Het is onduidelijk, schreven de auteurs, in welke mate jodiumpillen levens hebben gered. Kaliumjodide werd na het ongeval gedistribueerd, merkten de auteurs op, maar die inspanning 'begon pas enkele dagen na het ongeval en het gebruik ervan was zeer grillig'.
Mensen die in het gebied wonen, zijn mogelijk ook buitengewoon vatbaar voor vergiftiging door radioactief jodium, schreven de onderzoekers.
"Het milde jodiumtekort in de regio rond Tsjernobyl had ... de stralingsdosis kunnen beïnvloeden", schreven ze, "door de hoeveelheid opgehoopt jodium te vergroten en de klier waarin het werd afgezet te vergroten, en het zou ook de straling kunnen veranderen effect zelf. "

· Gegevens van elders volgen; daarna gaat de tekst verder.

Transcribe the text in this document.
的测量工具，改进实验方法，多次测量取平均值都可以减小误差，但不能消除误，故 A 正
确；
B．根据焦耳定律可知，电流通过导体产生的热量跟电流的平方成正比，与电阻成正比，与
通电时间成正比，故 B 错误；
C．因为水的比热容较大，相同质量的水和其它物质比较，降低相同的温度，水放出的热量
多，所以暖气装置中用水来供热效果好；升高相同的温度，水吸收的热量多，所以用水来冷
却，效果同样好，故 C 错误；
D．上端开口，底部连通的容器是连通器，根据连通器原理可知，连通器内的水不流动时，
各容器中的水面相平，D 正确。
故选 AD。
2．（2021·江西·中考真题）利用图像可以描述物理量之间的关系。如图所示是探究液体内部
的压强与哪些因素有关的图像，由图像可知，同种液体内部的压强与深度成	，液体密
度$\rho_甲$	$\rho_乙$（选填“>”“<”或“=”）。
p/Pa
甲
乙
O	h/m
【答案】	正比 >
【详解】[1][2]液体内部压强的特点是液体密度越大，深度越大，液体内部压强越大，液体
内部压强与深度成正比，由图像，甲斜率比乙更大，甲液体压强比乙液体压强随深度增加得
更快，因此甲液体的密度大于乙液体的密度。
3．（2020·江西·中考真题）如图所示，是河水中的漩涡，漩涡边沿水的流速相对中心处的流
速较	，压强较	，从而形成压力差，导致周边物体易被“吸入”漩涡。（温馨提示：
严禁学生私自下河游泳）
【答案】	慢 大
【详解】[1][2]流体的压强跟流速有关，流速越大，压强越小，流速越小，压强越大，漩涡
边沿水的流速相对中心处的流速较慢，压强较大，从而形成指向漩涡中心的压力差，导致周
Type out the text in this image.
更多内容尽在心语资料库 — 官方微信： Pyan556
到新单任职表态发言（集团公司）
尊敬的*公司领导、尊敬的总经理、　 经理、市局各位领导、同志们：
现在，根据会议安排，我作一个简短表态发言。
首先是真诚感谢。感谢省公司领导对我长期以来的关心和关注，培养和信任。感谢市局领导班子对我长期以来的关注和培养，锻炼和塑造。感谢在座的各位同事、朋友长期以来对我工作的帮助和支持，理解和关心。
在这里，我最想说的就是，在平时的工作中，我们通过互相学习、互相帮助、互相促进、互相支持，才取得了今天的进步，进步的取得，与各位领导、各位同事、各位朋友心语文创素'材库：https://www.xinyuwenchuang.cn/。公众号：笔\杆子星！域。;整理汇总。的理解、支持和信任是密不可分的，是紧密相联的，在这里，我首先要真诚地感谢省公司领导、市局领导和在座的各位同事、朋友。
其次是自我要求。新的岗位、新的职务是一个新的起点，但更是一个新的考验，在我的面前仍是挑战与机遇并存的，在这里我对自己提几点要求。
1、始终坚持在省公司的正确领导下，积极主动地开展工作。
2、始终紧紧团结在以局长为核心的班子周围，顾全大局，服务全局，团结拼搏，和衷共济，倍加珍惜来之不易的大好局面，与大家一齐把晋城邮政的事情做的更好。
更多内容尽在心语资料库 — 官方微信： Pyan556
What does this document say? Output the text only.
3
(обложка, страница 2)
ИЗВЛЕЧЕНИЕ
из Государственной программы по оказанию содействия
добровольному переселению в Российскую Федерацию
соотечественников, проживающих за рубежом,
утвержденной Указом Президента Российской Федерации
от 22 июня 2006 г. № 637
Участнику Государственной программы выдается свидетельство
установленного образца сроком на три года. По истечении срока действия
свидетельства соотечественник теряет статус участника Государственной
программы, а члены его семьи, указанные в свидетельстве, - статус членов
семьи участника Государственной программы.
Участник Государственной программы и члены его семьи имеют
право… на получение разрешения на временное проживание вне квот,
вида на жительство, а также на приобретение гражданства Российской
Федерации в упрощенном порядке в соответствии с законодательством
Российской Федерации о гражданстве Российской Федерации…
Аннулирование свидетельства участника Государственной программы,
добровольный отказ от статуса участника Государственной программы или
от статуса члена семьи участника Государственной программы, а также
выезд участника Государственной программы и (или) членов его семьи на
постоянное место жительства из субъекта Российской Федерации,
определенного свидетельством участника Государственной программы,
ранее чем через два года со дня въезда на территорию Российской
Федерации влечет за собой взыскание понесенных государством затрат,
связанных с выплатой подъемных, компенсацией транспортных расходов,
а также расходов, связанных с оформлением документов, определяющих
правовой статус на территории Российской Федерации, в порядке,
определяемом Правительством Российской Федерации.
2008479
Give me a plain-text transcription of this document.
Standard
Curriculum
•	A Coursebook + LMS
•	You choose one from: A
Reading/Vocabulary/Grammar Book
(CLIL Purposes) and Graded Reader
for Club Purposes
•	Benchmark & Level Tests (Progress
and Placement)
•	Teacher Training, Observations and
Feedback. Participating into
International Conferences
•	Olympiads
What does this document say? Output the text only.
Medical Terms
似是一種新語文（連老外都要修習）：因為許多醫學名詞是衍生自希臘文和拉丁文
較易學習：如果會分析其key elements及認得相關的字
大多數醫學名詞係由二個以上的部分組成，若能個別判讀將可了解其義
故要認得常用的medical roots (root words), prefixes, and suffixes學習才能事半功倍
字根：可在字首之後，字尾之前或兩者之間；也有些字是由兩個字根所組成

Hoewel het misschien onduidelijk blijft hoeveel levens jodiumpillen kunnen redden na een nucleaire ramp, is het in de Verenigde Staten nog steeds de standaardpraktijk om de pillen uit te delen aan mensen die in de buurt van een kerncentrale wonen. Volgens handboeken die worden verspreid door de Amerikaanse Nuclear Regulatory Commission, zullen veiligheidsfunctionarissen mensen in het getroffen gebied instrueren om de pillen te nemen in geval van nood.